退職代行サービスの利用料金は通常3万円から5万円程度で、場合によっては10万円以上かかることもあります。実際、このサービスは10年以上前から存在していましたが、近年SNSやインターネットの普及により、急速に注目を集めています。
私たち人事部門の経験から見ると、退職代行サービスを利用する方の多くは、心身の不調や職場での人間関係に悩みを抱えているケースが目立ちます。さらに、このサービスの成功率は民法627条に基づいて100%となっています。また、会社との直接的なやり取りを避けられることで、心理的な負担を大きく軽減できる一方で、予期せぬリスクも存在します。
この記事では、退職代行サービスの安全性について、実際のメリット・デメリットを詳しく解説していきます。
元人事が見た退職代行の現場
退職代行サービスを利用する方が増えている近年、私が人事部門として実際に見てきた現場の実態をお伝えします。意外にも、多くの企業は退職代行からの連絡に対して予想以上に冷静な対応をしています。
東京商工リサーチの調査によると、大企業の18.4%が退職代行業者からの退職手続き要請を経験しているとのデータがあります。また、約4社に1社が退職代行による退職を経験している状況です。このように、企業での利用実態は年々増加傾向にあります。
経験から言えることは、退職代行からの連絡を受けた後、多くの会社は感情的な反応を示すことは稀で、粛々と手続きを進めます。ある不動産会社の人事担当者は「2年前に初めて退職代行業者から電話を受けたときは驚いたが、数年前には考えられなかったことが今は日常になりつつある」と冷静に受け止めています。
退職代行の利用者層は、一般的に思われているよりも幅広いです。「退職代行jobs」の調査では、利用者の年代は20代が65%、30代が21%、40代が7%、50代も3%となっています。また、最高齢は71歳だったという報告もあり、若手だけの問題ではないことがわかります。
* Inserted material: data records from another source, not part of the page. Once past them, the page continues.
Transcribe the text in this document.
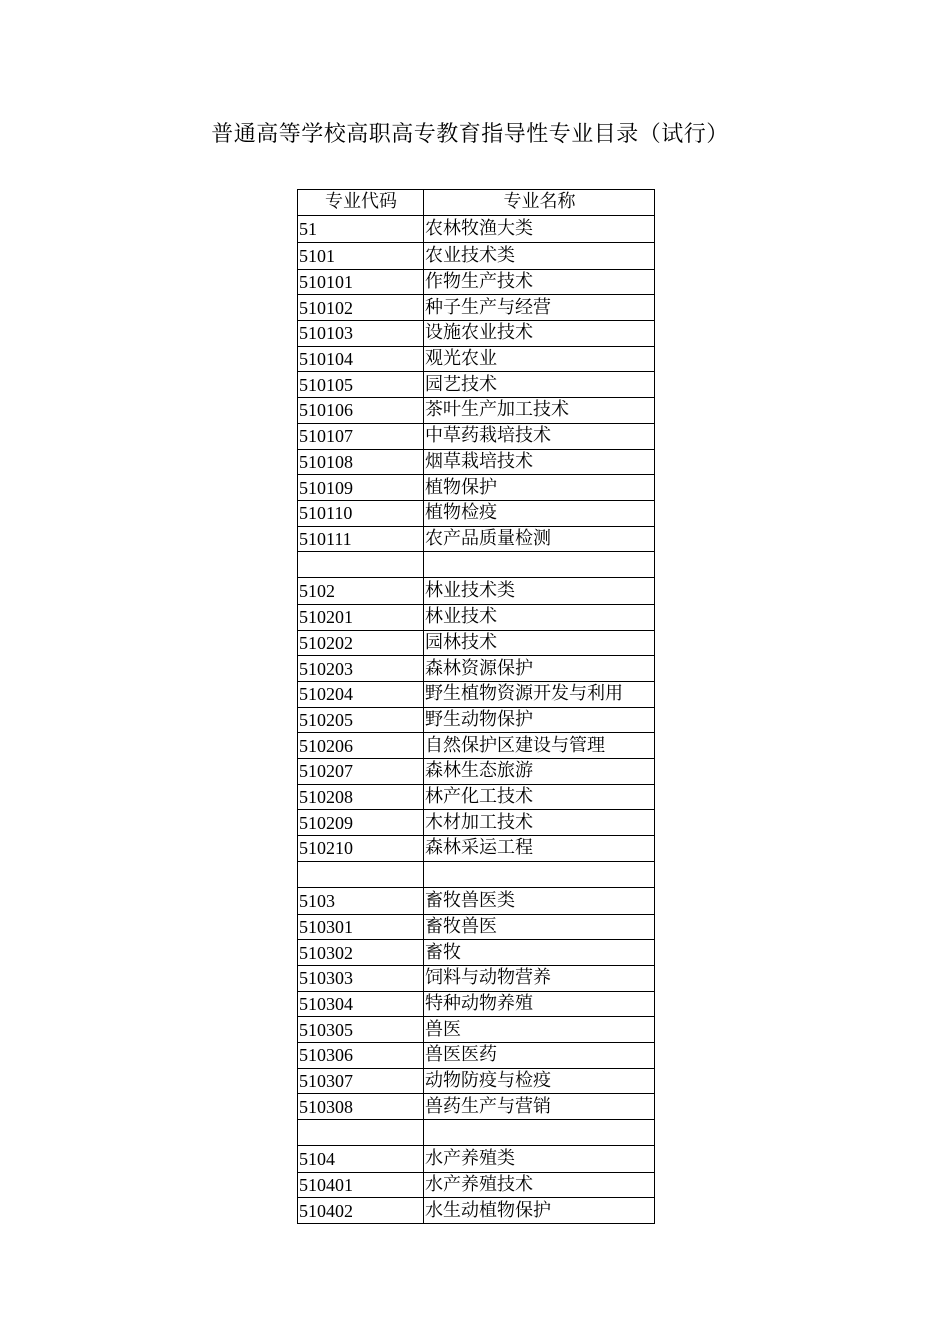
普通高等学校高职高专教育指导性专业目录（试行）
专业代码	专业名称
51	农林牧渔大类
5101	农业技术类
510101	作物生产技术
510102	种子生产与经营
510103	设施农业技术
510104	观光农业
510105	园艺技术
510106	茶叶生产加工技术
510107	中草药栽培技术
510108	烟草栽培技术
510109	植物保护
510110	植物检疫
510111	农产品质量检测

5102	林业技术类
510201	林业技术
510202	园林技术
510203	森林资源保护
510204	野生植物资源开发与利用
510205	野生动物保护
510206	自然保护区建设与管理
510207	森林生态旅游
510208	林产化工技术
510209	木材加工技术
510210	森林采运工程

5103	畜牧兽医类
510301	畜牧兽医
510302	畜牧
510303	饲料与动物营养
510304	特种动物养殖
510305	兽医
510306	兽医医药
510307	动物防疫与检疫
510308	兽药生产与营销

5104	水产养殖类
510401	水产养殖技术
510402	水生动植物保护
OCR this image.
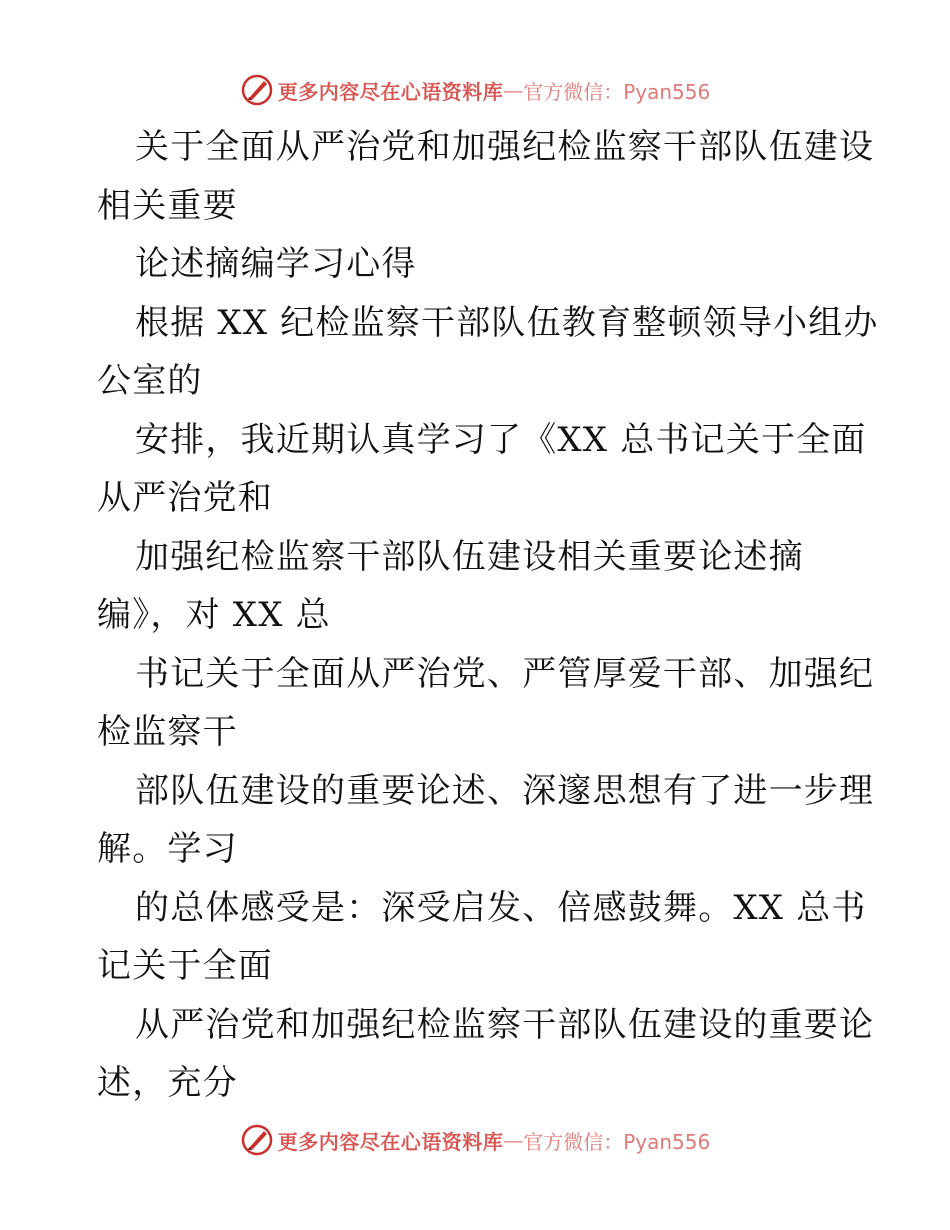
更多内容尽在心语资料库 — 官方微信：Pyan556
关于全面从严治党和加强纪检监察干部队伍建设
相关重要
论述摘编学习心得
根据 XX 纪检监察干部队伍教育整顿领导小组办
公室的
安排，我近期认真学习了《XX 总书记关于全面
从严治党和
加强纪检监察干部队伍建设相关重要论述摘
编》，对 XX 总
书记关于全面从严治党、严管厚爱干部、加强纪
检监察干
部队伍建设的重要论述、深邃思想有了进一步理
解。学习
的总体感受是：深受启发、倍感鼓舞。XX 总书
记关于全面
从严治党和加强纪检监察干部队伍建设的重要论
述，充分
更多内容尽在心语资料库 — 官方微信：Pyan556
人事部門は、退職代行サービスの利用を職場環境や組織文化の改善のシグナルとして捉えることも少なくありません。実際、Beatrustの調査では「退職代行が必要ない職場環境が理想だ」という意見が最も多く、企業側の対応や職場環境に課題があることを示唆しています。
世代間での価値観の違いも顕著で、20代では「職場とのトラブルを避けられるのが良い」という意見が支持される一方、50代では「最後まで自分で責任を持つべき」という意見が強いです。
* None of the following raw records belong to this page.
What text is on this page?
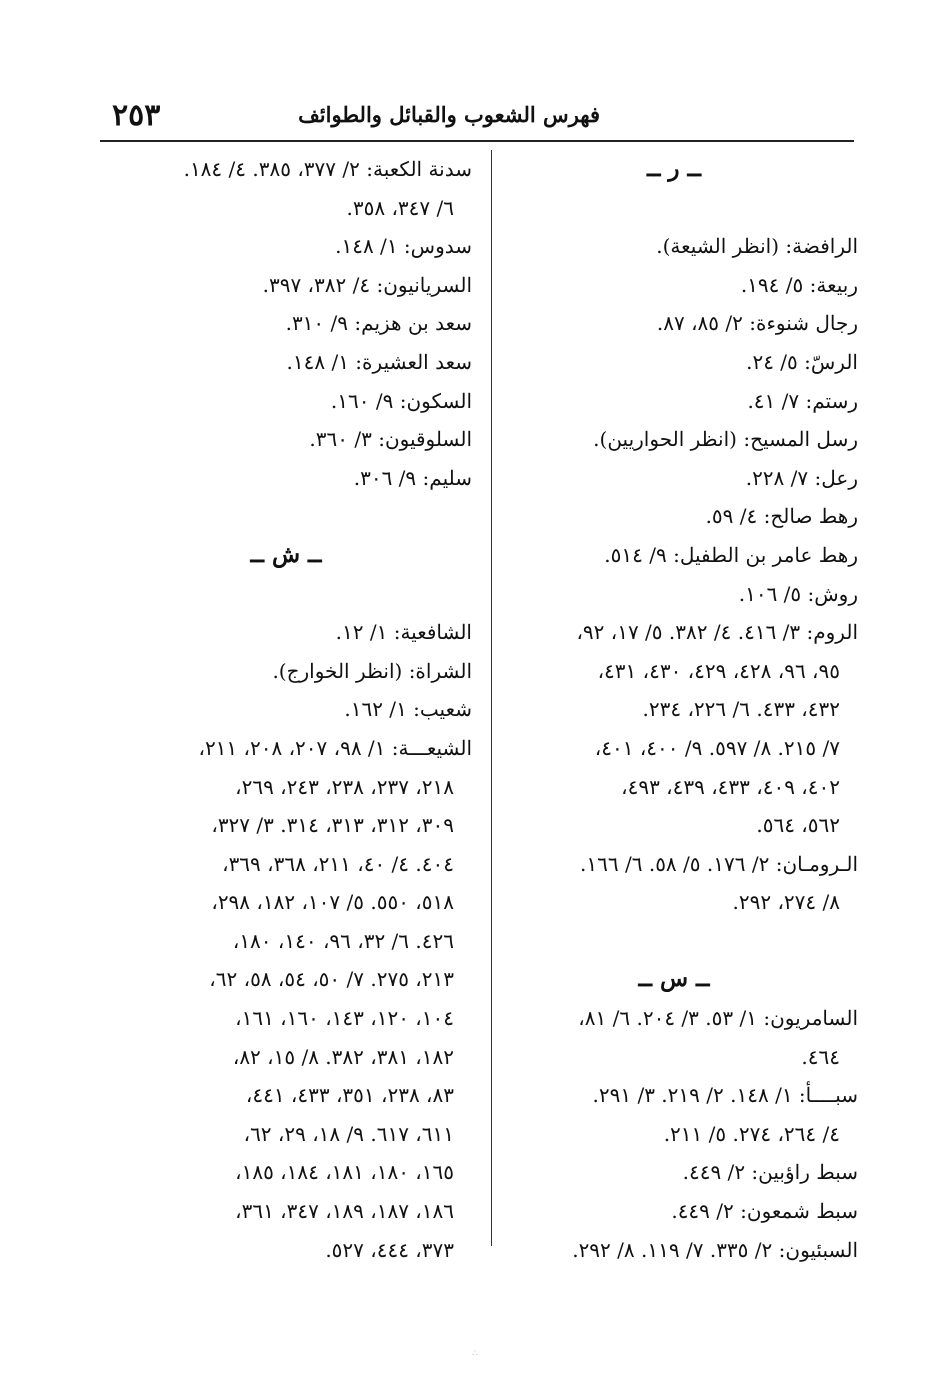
فهرس الشعوب والقبائل والطوائف
٢٥٣
ــ ر ــ
الرافضة: (انظر الشيعة).
ربيعة: ٥/ ١٩٤.
رجال شنوءة: ٢/ ٨٥، ٨٧.
الرسّ: ٥/ ٢٤.
رستم: ٧/ ٤١.
رسل المسيح: (انظر الحواريين).
رعل: ٧/ ٢٢٨.
رهط صالح: ٤/ ٥٩.
رهط عامر بن الطفيل: ٩/ ٥١٤.
روش: ٥/ ١٠٦.
الروم: ٣/ ٤١٦. ٤/ ٣٨٢. ٥/ ١٧، ٩٢،
٩٥، ٩٦، ٤٢٨، ٤٢٩، ٤٣٠، ٤٣١،
٤٣٢، ٤٣٣. ٦/ ٢٢٦، ٢٣٤.
٧/ ٢١٥. ٨/ ٥٩٧. ٩/ ٤٠٠، ٤٠١،
٤٠٢، ٤٠٩، ٤٣٣، ٤٣٩، ٤٩٣،
٥٦٢، ٥٦٤.
الـرومـان: ٢/ ١٧٦. ٥/ ٥٨. ٦/ ١٦٦.
٨/ ٢٧٤، ٢٩٢.
ــ س ــ
السامريون: ١/ ٥٣. ٣/ ٢٠٤. ٦/ ٨١،
٤٦٤.
سبــــأ: ١/ ١٤٨. ٢/ ٢١٩. ٣/ ٢٩١.
٤/ ٢٦٤، ٢٧٤. ٥/ ٢١١.
سبط راؤبين: ٢/ ٤٤٩.
سبط شمعون: ٢/ ٤٤٩.
السبئيون: ٢/ ٣٣٥. ٧/ ١١٩. ٨/ ٢٩٢.
سدنة الكعبة: ٢/ ٣٧٧، ٣٨٥. ٤/ ١٨٤.
٦/ ٣٤٧، ٣٥٨.
سدوس: ١/ ١٤٨.
السريانيون: ٤/ ٣٨٢، ٣٩٧.
سعد بن هزيم: ٩/ ٣١٠.
سعد العشيرة: ١/ ١٤٨.
السكون: ٩/ ١٦٠.
السلوقيون: ٣/ ٣٦٠.
سليم: ٩/ ٣٠٦.
ــ ش ــ
الشافعية: ١/ ١٢.
الشراة: (انظر الخوارج).
شعيب: ١/ ١٦٢.
الشيعـــة: ١/ ٩٨، ٢٠٧، ٢٠٨، ٢١١،
٢١٨، ٢٣٧، ٢٣٨، ٢٤٣، ٢٦٩،
٣٠٩، ٣١٢، ٣١٣، ٣١٤. ٣/ ٣٢٧،
٤٠٤. ٤/ ٤٠، ٢١١، ٣٦٨، ٣٦٩،
٥١٨، ٥٥٠. ٥/ ١٠٧، ١٨٢، ٢٩٨،
٤٢٦. ٦/ ٣٢، ٩٦، ١٤٠، ١٨٠،
٢١٣، ٢٧٥. ٧/ ٥٠، ٥٤، ٥٨، ٦٢،
١٠٤، ١٢٠، ١٤٣، ١٦٠، ١٦١،
١٨٢، ٣٨١، ٣٨٢. ٨/ ١٥، ٨٢،
٨٣، ٢٣٨، ٣٥١، ٤٣٣، ٤٤١،
٦١١، ٦١٧. ٩/ ١٨، ٢٩، ٦٢،
١٦٥، ١٨٠، ١٨١، ١٨٤، ١٨٥،
١٨٦، ١٨٧، ١٨٩، ٣٤٧، ٣٦١،
٣٧٣، ٤٤٤، ٥٢٧.
∴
私たち人事担当者は、退職代行を利用する背景には様々な理由があることを理解しています。上司のハラスメントや職場環境の不適合、人間関係の希薄さなどが主な要因です。このような状況を改善するためには、企業側が職場環境を見直し、退職しやすい心理的安全性の高い環境を整えることが求められています。
退職代行サービスのメリットと現実
退職代行サービスを利用する最大のメリットは、退職の心理的ハードルを大幅に下げられることです。多くの利用者は「上司と直接話すのが怖い」「退職の意思を伝えるのが精神的に負担」という理由で利用しています。実際、退職代行を選ぶ主な理由として「上司の顔を見たくない」「辞めると伝えることができない」というケースが多く報告されています。
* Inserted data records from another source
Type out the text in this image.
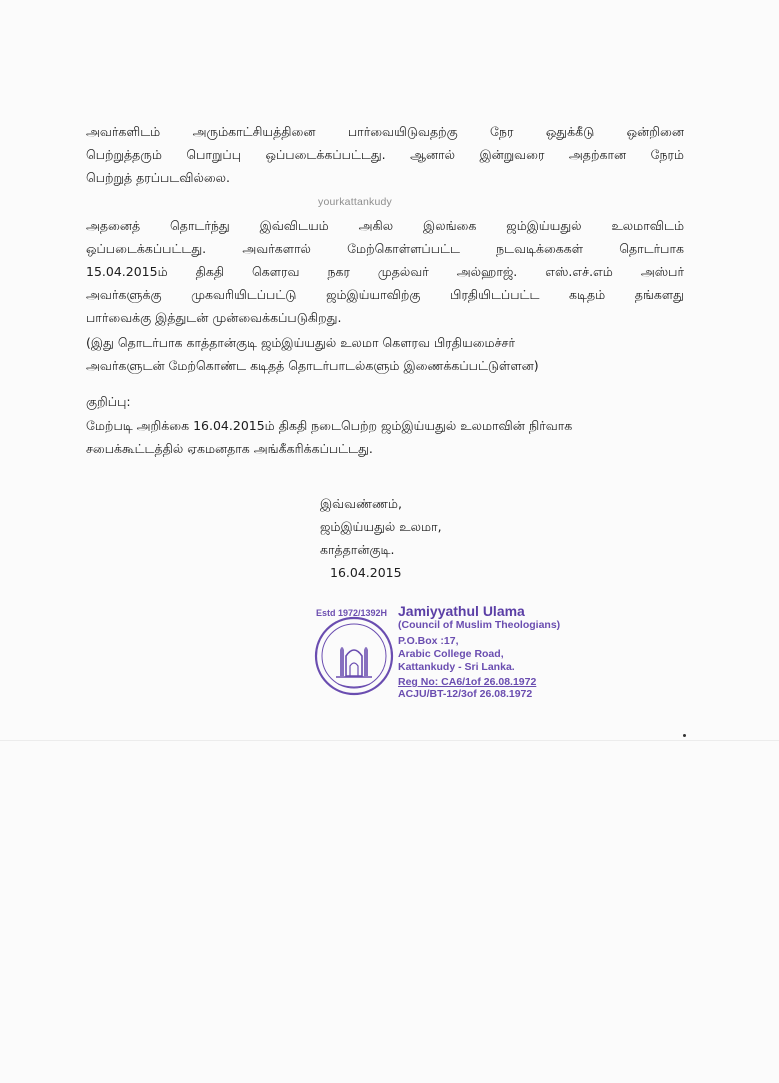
அவர்களிடம் அரும்காட்சியத்தினை பார்வையிடுவதற்கு நேர ஒதுக்கீடு ஒன்றினை
பெற்றுத்தரும் பொறுப்பு ஒப்படைக்கப்பட்டது. ஆனால் இன்றுவரை அதற்கான நேரம்
பெற்றுத் தரப்படவில்லை.
yourkattankudy
அதனைத் தொடர்ந்து இவ்விடயம் அகில இலங்கை ஜம்இய்யதுல் உலமாவிடம்
ஒப்படைக்கப்பட்டது. அவர்களால் மேற்கொள்ளப்பட்ட நடவடிக்கைகள் தொடர்பாக
15.04.2015ம் திகதி கௌரவ நகர முதல்வர் அல்ஹாஜ். எஸ்.எச்.எம் அஸ்பர்
அவர்களுக்கு முகவரியிடப்பட்டு ஜம்இய்யாவிற்கு பிரதியிடப்பட்ட கடிதம் தங்களது
பார்வைக்கு இத்துடன் முன்வைக்கப்படுகிறது.
(இது தொடர்பாக காத்தான்குடி ஜம்இய்யதுல் உலமா கௌரவ பிரதியமைச்சர்
அவர்களுடன் மேற்கொண்ட கடிதத் தொடர்பாடல்களும் இணைக்கப்பட்டுள்ளன)
குறிப்பு:
மேற்படி அறிக்கை 16.04.2015ம் திகதி நடைபெற்ற ஜம்இய்யதுல் உலமாவின் நிர்வாக
சபைக்கூட்டத்தில் ஏகமனதாக அங்கீகரிக்கப்பட்டது.
இவ்வண்ணம்,
ஜம்இய்யதுல் உலமா,
காத்தான்குடி.
16.04.2015
Estd 1972/1392H Jamiyyathul Ulama
(Council of Muslim Theologians)
P.O.Box :17,
Arabic College Road,
Kattankudy - Sri Lanka.
Reg No: CA6/1of 26.08.1972
ACJU/BT-12/3of 26.08.1972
また、退職代行サービスには以下のようなメリットがあります:
- パワハラ対策ができる(上司からの圧力や嫌がらせを防止)
- 有給休暇消化や退職金の交渉がスムーズになる可能性がある
- 急な退職でも即日対応してくれる
- 退職届などの必要書類を正しく作成してくれる
- 24時間相談に対応している業者が多い
実際の利用状況を見ると、月に約1,000〜1,500人がサービスに相談し、そのうち約半数が実際に退職代行を利用しています。退職代行サービスの利用者の年代別割合は、20代が65%、30代が21%、40代が7%、50代が3%となっており、最高齢は71歳という報告もあります。
サービス利用後の実態については、約73.8%が正社員として転職し、8.7%が派遣社員、5.1%が契約社員として働いています。また、約4割の方が転職後に年収アップを実現しており、約9割が退職代行サービスの利用に満足していると報告されています。
退職代行サービスは大きく分けて「民間企業」「労働組合」「弁護士(法律事務所)」の3種類があり、残業代や給与の未払い、有給休暇の取得、退職日の調整など、会社との交渉に対応できるのは「労働組合」と「弁護士」のみです。民間企業が運営する退職代行サービスは1万〜5万円、労働組合は2万5000円〜3万円、弁護士は5万〜10万円が費用相場となっています。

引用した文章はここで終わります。